Desrois M., Clarke K., Lan C., Dalmasso C., Cole M., Portha B., Cozzone PJ., Bernard M.
We investigated the tolerance of the insulin-resistant diabetic heart to ischemic injury in the male Goto-Kakizaki (GK) rat, a model of type 2 diabetes. Changes in energy metabolism, nitric oxide (NO) pathway, and cardiac function were assessed in the presence of physiological substrates. Age-matched control Wistar (n = 19) and GK (n = 18) isolated rat hearts were perfused with 0.4 mM palmitate, 3% albumin, 11 mM glucose, 3 U/l insulin, 0.2 mM pyruvate, and 0.8 mM lactate for 24 min before switching to 1.2 mM palmitate (11 rats/group) during 32 min low-flow (0.5 ml·min(-1)·g wet wt(-1)) ischemia. Next, flow was restored with 0.4 mM palmitate buffer for 32 min.
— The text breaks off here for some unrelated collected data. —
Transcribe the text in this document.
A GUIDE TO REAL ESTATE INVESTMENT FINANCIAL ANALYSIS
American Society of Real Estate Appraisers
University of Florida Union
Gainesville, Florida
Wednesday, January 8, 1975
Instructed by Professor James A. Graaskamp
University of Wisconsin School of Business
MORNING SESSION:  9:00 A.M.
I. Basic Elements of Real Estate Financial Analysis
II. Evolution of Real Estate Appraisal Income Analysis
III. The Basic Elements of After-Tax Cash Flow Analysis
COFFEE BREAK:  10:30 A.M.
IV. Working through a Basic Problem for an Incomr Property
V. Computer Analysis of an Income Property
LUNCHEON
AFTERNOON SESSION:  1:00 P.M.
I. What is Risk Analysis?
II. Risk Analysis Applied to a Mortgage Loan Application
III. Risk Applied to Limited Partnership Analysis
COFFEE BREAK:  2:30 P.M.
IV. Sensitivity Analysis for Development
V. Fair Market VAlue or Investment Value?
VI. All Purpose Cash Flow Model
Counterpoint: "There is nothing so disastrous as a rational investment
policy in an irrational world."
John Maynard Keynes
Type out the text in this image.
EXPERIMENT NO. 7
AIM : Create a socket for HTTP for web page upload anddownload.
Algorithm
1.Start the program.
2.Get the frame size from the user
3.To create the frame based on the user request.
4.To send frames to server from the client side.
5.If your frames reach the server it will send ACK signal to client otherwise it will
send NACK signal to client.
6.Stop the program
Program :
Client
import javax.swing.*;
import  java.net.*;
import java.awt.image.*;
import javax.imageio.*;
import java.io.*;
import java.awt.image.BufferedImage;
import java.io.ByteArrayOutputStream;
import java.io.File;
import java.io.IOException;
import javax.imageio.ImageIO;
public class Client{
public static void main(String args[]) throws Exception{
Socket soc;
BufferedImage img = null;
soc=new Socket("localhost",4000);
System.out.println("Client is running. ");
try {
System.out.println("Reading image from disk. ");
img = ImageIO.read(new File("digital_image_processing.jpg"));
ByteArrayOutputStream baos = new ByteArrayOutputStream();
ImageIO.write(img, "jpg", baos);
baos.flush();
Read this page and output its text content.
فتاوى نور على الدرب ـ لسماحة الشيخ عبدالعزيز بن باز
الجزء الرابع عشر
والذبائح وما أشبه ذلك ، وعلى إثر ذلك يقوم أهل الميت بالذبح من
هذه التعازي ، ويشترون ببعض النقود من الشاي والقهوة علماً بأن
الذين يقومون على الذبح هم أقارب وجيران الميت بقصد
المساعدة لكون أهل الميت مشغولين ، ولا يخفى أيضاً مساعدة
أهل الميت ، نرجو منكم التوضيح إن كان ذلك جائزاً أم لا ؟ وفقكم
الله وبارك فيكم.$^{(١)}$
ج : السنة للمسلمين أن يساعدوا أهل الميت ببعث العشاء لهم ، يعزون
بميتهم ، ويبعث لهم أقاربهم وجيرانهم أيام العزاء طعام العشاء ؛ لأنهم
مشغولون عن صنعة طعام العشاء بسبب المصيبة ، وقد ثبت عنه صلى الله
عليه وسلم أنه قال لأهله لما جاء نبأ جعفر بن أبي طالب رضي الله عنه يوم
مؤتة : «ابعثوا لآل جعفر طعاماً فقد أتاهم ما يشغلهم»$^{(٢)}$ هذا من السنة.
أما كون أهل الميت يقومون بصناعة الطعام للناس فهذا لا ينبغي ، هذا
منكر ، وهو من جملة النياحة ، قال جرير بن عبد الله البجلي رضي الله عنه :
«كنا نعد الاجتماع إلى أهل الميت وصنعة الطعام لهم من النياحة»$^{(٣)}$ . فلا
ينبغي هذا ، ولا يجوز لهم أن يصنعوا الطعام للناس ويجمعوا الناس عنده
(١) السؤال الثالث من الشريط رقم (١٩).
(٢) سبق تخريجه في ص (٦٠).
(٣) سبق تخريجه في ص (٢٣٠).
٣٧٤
A subset of hearts from each group (n = 8 for control and n = 7 for GK groups) were freeze-clamped for determining baseline values after the initial perfusion of 24 min. ATP, phosphocreatine (PCr), and intracellular pH (pH(i)) were followed using (31)P magnetic resonance spectroscopy with simultaneous measurement of contractile function. The NO pathway was determined by nitric oxide synthase (NOS) isoform expression and total nitrate concentration (NOx) in hearts. We found that coronary flow was 26% lower (P < 0.05) during baseline conditions and 61% lower (P < 0.05) during reperfusion in GK vs. control rat hearts. Rate pressure product was lower during reperfusion in GK vs. control rat hearts (P < 0.05). ATP, PCr, and pH(i) during ischemia-reperfusion were similar in both groups. Endothelial NOS expression was increased in GK rat hearts during baseline conditions (P < 0.05). NOx was increased during baseline conditions (P < 0.05) and after reperfusion (P < 0.05) in GK rat hearts. We report increased susceptibility of type 2 diabetic GK rat heart to ischemic injury that is not associated with impaired energy metabolism. Reduced coronary flow, upregulation of eNOS expression, and increased total NOx levels confirm NO pathway modifications in this model, presumably related to increased oxidative stress. Modifications in the NO pathway may play a major role in ischemia-reperfusion injury of the type 2 diabetic GK rat heart.